In June 2021, “a leaked draft from the Sixth Assessment Report (AR6) by the UN’s Intergovernmental Panel on Climate Change (IPCC) reports that climate change is happening now, is accelerating and posing unprecedented threats to human and natural systems — and that taking fast action can still avoid the worst economic and ecological impacts” (https://thehill.com/opinion/energy-environment/560131-leaked-un-climate-report-underscores-growing-risk-need-for-fast).
Given our responsiveness to the crisis to date, I am not all sure that we are capable of fast action. On the other hand, we are capable of getting our asses in gear once those asses are on fire and surrounded by alligators.
On fire? Well, right now, the Pacific Northwest is suffering under an unprecedented “heat dome,” with temperatures exceeding 110 degrees Fahrenheit. By about 2050, much more of the US will be facing similar heat waves, according to a study from the Union of Concerned Scientists (https://www.ucsusa.org/resources/killer-heat-united-states-0).

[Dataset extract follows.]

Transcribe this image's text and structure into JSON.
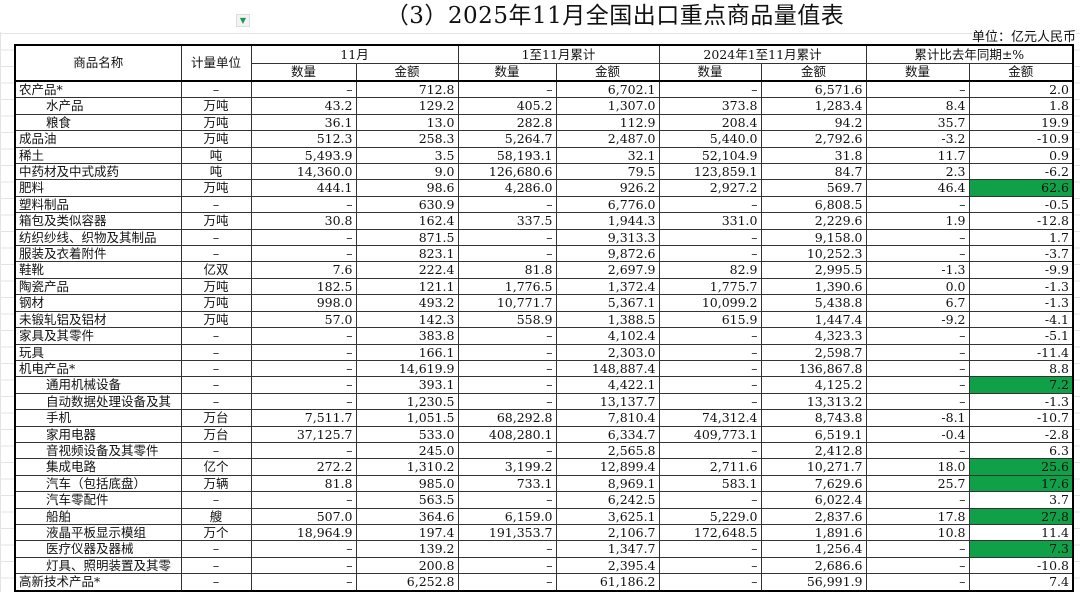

Up to our asses in alligators? Color me hyperbolic, but while we are enduring droughts and heat waves in some places, we’re getting floods in others. Some floods are due to rain from tropical storms. Some are already due to rising sea level, which can also seep into building foundations and corrode the rebar in concrete. This, by the way, appears to have contributed to the collapse of that condo tower in Surfside, FL.
And then there’s drought, with major reservoirs in the Southwest so low that there is talk of turning off hydroelectric generation for lack of the hydro (https://www.wsj.com/articles/west-risks-blackouts-as-hydroelectric-power-dries-up-11624008601). That combines so well with heat waves.
Going back to that IPCC leak, it appears that the planet will soon pass “irreversible tipping points.” Warming will get worse and worse, even to the point where people will indeed be moving to other areas, fleeing drought, heat, and floods, hoping to find a more liveable climate.
“Move or Die” is no joke.
One thought on “Move or Die”
Please start to call “climate change” what it really is. The reason we have no response to “climate change “ is because our language soft-pedals it!
What we are faced with, at best, is “catastrophic climate degradation” due to humanity. Furthermore the tendency for us to overconsume and then “move or die” is the perfect example of human nature.
We face the ultimate existential crisis by tolerating catastrophic climate degradation.